INDIANAPOLIS — Caitlin Clark and the Indiana Fever’s 98-87 win Friday night over the Phoenix Mercury got chippy to restart the second part of the WNBA season. With four technical fouls, perhaps the players were simply antsy and overeager to get back onto the court. Things finally boiled over. 

The Fever led by 17 points at halftime, but by midway through the third quarter, that dwindled to only 10. While Fever guard Kelsey Mitchell passed by her teammate’s screen at the elbow, she was tailed by Phoenix’s Natasha Cloud, who lightly held onto her. Mitchell hit the deck, and with Cloud’s momentum, the Mercury guard was right on top of Mitchell as she stood back up. 

“Got to get a little gritty and dirty obviously,” Mitchell said afterward. “Sometimes, passion, you have a passion for the game. Some moments can just spike your team up to go and play well. I had a moment myself, with T. Cloud and hats off to her for being a competitor. But I think it kind of helped us… when teams make runs is how you win games… got to be able to get trenchy.” 

Mitchell pushed back. Cloud stood tall. Mitchell gave another push as players began to crowd them, not allowing for Cloud’s further retaliation. But the message was clear: Phoenix’s three Olympians and supporting cast would use physicality to get back in this game. Following the double-technical on both players, Phoenix hit three triples to take the 62-61 lead — the lead. 

So how could the double-tech have helped, in Mitchell’s eyes? 

But Lexie Hull, who shot 2-for-12 beyond the arc in the five games before the Olympic break, regained the one-possession lead. Clark scored an infrequent midrange jumper over an aggravated Cloud, playing enthusiastic defense, and then the point guard dished to Katie Lou Sameulson for the buzzer-beater triple. The Fever were back up by eight, warding off an embarrassing collapse. 

Clark could’ve taken the shot. She had already taken six 3-pointers. She was somewhat open. And that was Samuelson’s first shot of the game. 

“She was wide open,” Clark said. “I was like ooohh, she was almost like, too open.”

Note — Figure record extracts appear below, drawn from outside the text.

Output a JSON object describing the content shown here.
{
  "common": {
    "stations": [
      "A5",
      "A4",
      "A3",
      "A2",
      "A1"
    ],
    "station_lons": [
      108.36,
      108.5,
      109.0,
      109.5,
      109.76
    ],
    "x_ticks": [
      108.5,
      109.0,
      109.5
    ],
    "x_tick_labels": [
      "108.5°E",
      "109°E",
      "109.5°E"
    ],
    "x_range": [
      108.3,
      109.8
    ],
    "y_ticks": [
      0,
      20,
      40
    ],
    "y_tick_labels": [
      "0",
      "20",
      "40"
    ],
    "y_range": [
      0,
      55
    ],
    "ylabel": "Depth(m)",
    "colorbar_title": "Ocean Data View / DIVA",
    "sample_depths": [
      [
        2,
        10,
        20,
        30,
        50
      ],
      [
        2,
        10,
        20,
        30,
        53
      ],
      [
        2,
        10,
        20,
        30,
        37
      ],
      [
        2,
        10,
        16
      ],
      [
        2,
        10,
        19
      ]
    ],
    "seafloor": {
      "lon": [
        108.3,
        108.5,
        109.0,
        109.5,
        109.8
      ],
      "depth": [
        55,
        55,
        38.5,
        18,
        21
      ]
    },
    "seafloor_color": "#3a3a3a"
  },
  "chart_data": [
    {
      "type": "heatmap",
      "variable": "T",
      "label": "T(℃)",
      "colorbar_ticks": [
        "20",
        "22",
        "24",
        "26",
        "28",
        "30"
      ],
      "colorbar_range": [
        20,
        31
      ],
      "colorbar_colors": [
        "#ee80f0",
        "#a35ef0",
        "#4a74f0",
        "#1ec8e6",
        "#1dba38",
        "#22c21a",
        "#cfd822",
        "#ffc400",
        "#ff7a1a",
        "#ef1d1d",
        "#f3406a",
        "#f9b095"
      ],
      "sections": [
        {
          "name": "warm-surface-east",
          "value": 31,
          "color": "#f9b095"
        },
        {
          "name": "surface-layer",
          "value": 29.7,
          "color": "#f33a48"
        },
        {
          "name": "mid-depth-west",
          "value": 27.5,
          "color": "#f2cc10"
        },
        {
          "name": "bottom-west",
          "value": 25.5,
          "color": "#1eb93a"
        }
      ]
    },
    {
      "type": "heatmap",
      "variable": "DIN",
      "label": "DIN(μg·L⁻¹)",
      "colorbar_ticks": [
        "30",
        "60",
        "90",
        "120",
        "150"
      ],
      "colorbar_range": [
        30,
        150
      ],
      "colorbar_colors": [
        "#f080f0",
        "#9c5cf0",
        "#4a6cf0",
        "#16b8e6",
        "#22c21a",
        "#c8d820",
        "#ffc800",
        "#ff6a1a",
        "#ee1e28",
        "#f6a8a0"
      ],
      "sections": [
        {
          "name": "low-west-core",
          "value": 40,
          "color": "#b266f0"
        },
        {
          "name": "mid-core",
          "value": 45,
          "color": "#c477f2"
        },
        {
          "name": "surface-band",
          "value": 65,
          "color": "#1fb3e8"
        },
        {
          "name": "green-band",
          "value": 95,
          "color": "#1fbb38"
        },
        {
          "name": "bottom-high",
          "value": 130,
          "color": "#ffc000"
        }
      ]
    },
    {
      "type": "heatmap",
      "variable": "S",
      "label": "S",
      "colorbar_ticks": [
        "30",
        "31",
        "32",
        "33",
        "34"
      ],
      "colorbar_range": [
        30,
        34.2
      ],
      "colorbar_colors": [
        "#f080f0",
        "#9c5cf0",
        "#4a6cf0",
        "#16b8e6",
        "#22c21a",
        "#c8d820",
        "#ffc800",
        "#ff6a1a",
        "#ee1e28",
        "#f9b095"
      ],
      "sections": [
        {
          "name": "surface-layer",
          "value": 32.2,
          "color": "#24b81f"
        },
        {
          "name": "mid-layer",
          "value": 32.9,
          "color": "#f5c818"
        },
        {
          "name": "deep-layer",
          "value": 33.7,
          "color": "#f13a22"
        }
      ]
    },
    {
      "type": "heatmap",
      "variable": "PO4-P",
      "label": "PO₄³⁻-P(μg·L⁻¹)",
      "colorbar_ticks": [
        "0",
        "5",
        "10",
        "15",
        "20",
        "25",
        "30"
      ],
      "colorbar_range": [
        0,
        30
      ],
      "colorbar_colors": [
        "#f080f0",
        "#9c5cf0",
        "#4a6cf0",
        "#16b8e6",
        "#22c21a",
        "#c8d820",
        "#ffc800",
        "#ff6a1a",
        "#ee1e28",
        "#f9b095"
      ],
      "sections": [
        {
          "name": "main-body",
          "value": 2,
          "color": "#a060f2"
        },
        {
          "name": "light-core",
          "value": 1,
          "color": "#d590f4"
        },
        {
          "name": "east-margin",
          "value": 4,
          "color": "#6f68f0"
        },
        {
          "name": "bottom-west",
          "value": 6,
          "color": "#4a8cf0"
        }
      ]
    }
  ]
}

Hull wasn’t done. Aside from always having the defensive grit Mitchell talked about, she made her second triple with two minutes to go in the final quarter: the dagger as Kahleah Copper, Cloud, and Sophie Cunningham all hit beyond the arc to try to get back into the contest. Hull, the Fever’s 2022 first-round pick, has made two-plus threes five times in her 77-game career. 

Oh, and Mitchell made four 3-pointers in the second half, leading the team with 16 points. 

Kelsey Mitchell has done this before vs. Mercury, full-team contribution Friday

The last time the Fever played the Mercury was in the last week of June, winning 88-82. The opening to that and Friday night’s was vastly different. In June, the Fever went down 14-2. But Friday night, they went up 22-6 before the Mercury could even blink. And back in June, Mitchell, later an All-Star, got benched, playing one-fourth of the minutes in the first half. She didn’t score. 

That didn’t happen Friday night. Mitchell played 17 minutes in the first half and was attached to the hip to Clark in support. But there was an almost-fateful similarity between games months apart. Friday night, Mitchell made five shots in the second half, leading the team with 16 points

Everyone on the Fever was involved Friday night in Gainbridge Fieldhouse. Clark put up 29 points, and had another points/assist double-double with 10. She’s inching closer to the rookie single-season assist record — and she’s doing it in style: passing around 6-foot-9 center Brittney Griner to Aliyah Boston in the paint, grabbing the ball off the backboard and right away threading in transition to Mitchell, and hitting NaLyssa Smith running in the paint, point-blank

Offseason signee Damaris Dantas got some minutes, another bench player Erica Wheeler connected from deep, and Boston didn’t back down from Griner in the paint, hustling and showing prowess all night. 

Fever head coach Christie Sides knew Phoenix could come back

The pace in the first-quarter, in which the Fever led 33-16, tired the Mercury's legs, Christie Sides realized. If the Fever could score 29 points back in June in the third quarter, why couldn’t Phoenix do it

They scored 28 points in the third quarter. 

“These guys are capable of putting 30 points up in a quarter,” Sides recalled about what she told her team at halftime. “That is who they are. They are a veteran group. They’re three Olympians out there… we kinda just let the air out of ourselves when things go south for us… I was talking to [Boston] after the game. She was like, ‘coach, yeah it happened… but we didn’t just let it keep going.’” 

The Fever’s biggest lead was 28, so to say that the win was shaky is an exaggeration. But the Fever showed that they were capable of securing their first season-sweep over the Mercury since 2015.